Impulsado por el reclamo social y el trabajo de organismos de derechos humanos, este camino judicial permitió investigar y condenar crímenes cometidos durante la última dictadura militar, en el marco del Golpe de Estado del 24 de marzo de 1976.
Uno de los hitos fundamentales fue el fallo “Simón” de 2005, cuando la Corte Suprema de Justicia de la Nación Argentina declaró la inconstitucionalidad de las leyes de Obediencia Debida y Punto Final, habilitando la reapertura de causas en todo el país. Desde entonces, los juicios avanzaron en distintas jurisdicciones, consolidando una política sostenida en el tiempo.
En ese sentido, desde el máximo tribunal se ha señalado que el juzgamiento de estos delitos forma parte del “contrato social de los argentinos”, una definición que implica que no existen márgenes para retrocesos ni reinterpretaciones que debiliten lo alcanzado.

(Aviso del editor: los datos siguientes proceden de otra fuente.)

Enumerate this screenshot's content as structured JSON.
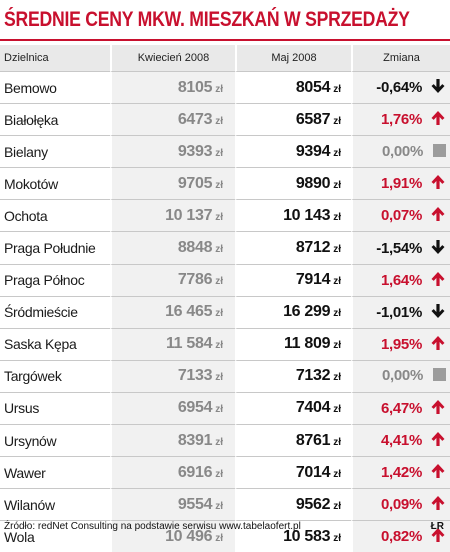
{
  "title": "ŚREDNIE CENY MKW. MIESZKAŃ W SPRZEDAŻY",
  "columns": {
    "district": "Dzielnica",
    "april": "Kwiecień 2008",
    "may": "Maj 2008",
    "change": "Zmiana"
  },
  "currency": "zł",
  "colors": {
    "accent": "#c8102e",
    "neutral": "#9c9c9c",
    "shade": "#f1f1f1",
    "header": "#e9e9e9"
  },
  "rows": [
    {
      "district": "Bemowo",
      "april": "8105",
      "may": "8054",
      "change": "-0,64%",
      "dir": "down"
    },
    {
      "district": "Białołęka",
      "april": "6473",
      "may": "6587",
      "change": "1,76%",
      "dir": "up"
    },
    {
      "district": "Bielany",
      "april": "9393",
      "may": "9394",
      "change": "0,00%",
      "dir": "flat"
    },
    {
      "district": "Mokotów",
      "april": "9705",
      "may": "9890",
      "change": "1,91%",
      "dir": "up"
    },
    {
      "district": "Ochota",
      "april": "10 137",
      "may": "10 143",
      "change": "0,07%",
      "dir": "up"
    },
    {
      "district": "Praga Południe",
      "april": "8848",
      "may": "8712",
      "change": "-1,54%",
      "dir": "down"
    },
    {
      "district": "Praga Północ",
      "april": "7786",
      "may": "7914",
      "change": "1,64%",
      "dir": "up"
    },
    {
      "district": "Śródmieście",
      "april": "16 465",
      "may": "16 299",
      "change": "-1,01%",
      "dir": "down"
    },
    {
      "district": "Saska Kępa",
      "april": "11 584",
      "may": "11 809",
      "change": "1,95%",
      "dir": "up"
    },
    {
      "district": "Targówek",
      "april": "7133",
      "may": "7132",
      "change": "0,00%",
      "dir": "flat"
    },
    {
      "district": "Ursus",
      "april": "6954",
      "may": "7404",
      "change": "6,47%",
      "dir": "up"
    },
    {
      "district": "Ursynów",
      "april": "8391",
      "may": "8761",
      "change": "4,41%",
      "dir": "up"
    },
    {
      "district": "Wawer",
      "april": "6916",
      "may": "7014",
      "change": "1,42%",
      "dir": "up"
    },
    {
      "district": "Wilanów",
      "april": "9554",
      "may": "9562",
      "change": "0,09%",
      "dir": "up"
    },
    {
      "district": "Wola",
      "april": "10 496",
      "may": "10 583",
      "change": "0,82%",
      "dir": "up"
    }
  ],
  "source": "Źródło: redNet Consulting na podstawie serwisu www.tabelaofert.pl",
  "credit": "ŁR"
}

En el caso “Muiña” de 2017, vinculado a la sentencia contra Reynaldo Bignone, el juez Ricardo Lorenzetti remarcó la consistencia del sistema judicial en la persecución de estos crímenes, destacando que se trata de una política de Estado respaldada por los tres poderes.
Además, durante la presidencia de Lorenzetti en la Corte se creó la Comisión Interpoderes, un espacio clave que permitió coordinar el desarrollo de los juicios en todo el país, articulando el trabajo entre el Poder Judicial, el Congreso y el Ministerio Público.

El proceso también implicó avances en materia de transparencia y acceso a la información, con la difusión pública de audiencias, alegatos y sentencias, así como la participación de la prensa en instancias clave de los juicios.
A lo largo de las décadas, este camino no estuvo exento de tensiones. Las leyes de amnistía e indultos representaron retrocesos que luego fueron revertidos por decisiones judiciales. Sin embargo, la continuidad del proceso demuestra la firme voluntad institucional de sostener la búsqueda de verdad y justicia.
A cincuenta años del golpe militar, los juicios de lesa humanidad no solo representan un ejercicio de memoria histórica, sino también un pilar fundamental de la democracia argentina, que reafirma el compromiso colectivo de que estos hechos no vuelvan a repetirse.